Although the Company has attempted to identify important factors that could cause actual actions, events, conditions, results, performance or achievements to differ materially from those described in forward-looking information, there may be other factors that cause actions, events, conditions, results, performance or achievements to differ from those anticipated, estimated or intended.
The Company cautions that the foregoing lists of important assumptions and factors are not exhaustive. Other events or circumstances could cause actual results to differ materially from those estimated or projected and expressed in, or implied by, the forward-looking information contained herein. There can be no assurance that forward-looking information will prove to be accurate, as actual results and future events could differ materially from those anticipated in such information. Accordingly, readers should not place undue reliance on forward-looking information.
Forward-looking information contained herein is made as of the date of this press release and the Company disclaims any obligation to update or revise any forward-looking information, whether as a result of new information, future events or results or otherwise, except as and to the extent required by applicable securities laws.
Cautionary Notes Regarding Mineral Resource and Reserve Estimates In accordance with applicable Canadian securities regulatory requirements, all mineral reserve and mineral resource estimates of the Company disclosed or incorporated by reference in this press release have been prepared in accordance with NI 43-101 and are classified in accordance with the CIM Standards.

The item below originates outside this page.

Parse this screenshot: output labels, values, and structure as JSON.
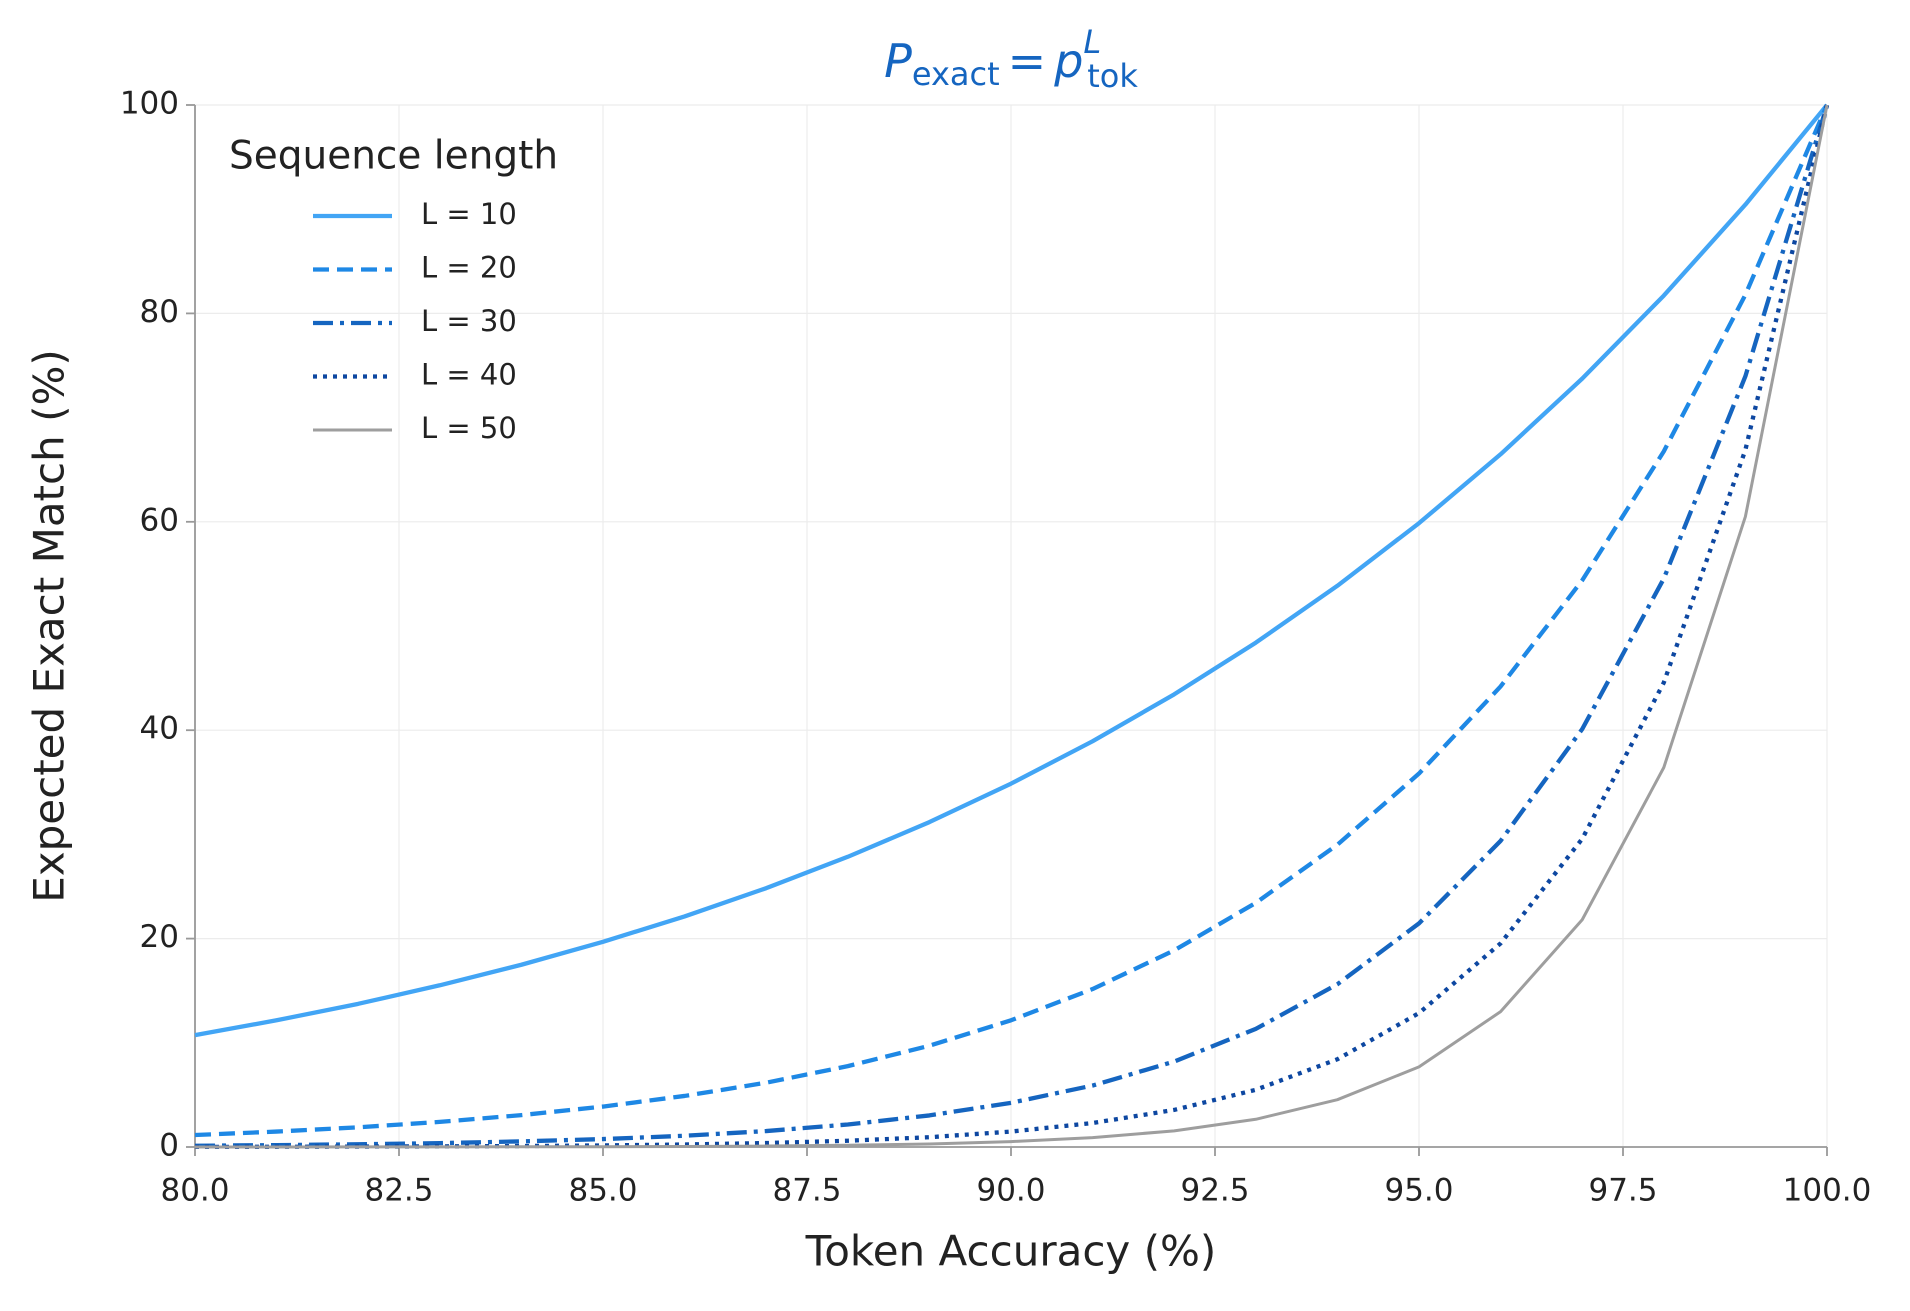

Mineral resources which are not mineral reserves do not have demonstrated economic viability. Pursuant to the CIM Standards, mineral resources have a higher degree of uncertainty than mineral reserves as to their existence as well as their economic and legal feasibility. Inferred mineral resources, when compared with Measured or Indicated mineral resources, have the least certainty as to their existence, and it cannot be assumed that all or any part of an Inferred mineral resource will be upgraded to an Indicated or Measured mineral resource as a result of continued exploration. Pursuant to NI 43-101, Inferred mineral resources may not form the basis of any economic analysis. Accordingly, readers are cautioned not to assume that all or any part of a mineral resource exists, will ever be converted into a mineral reserve, or is or will ever be economically or legally mineable or recovered.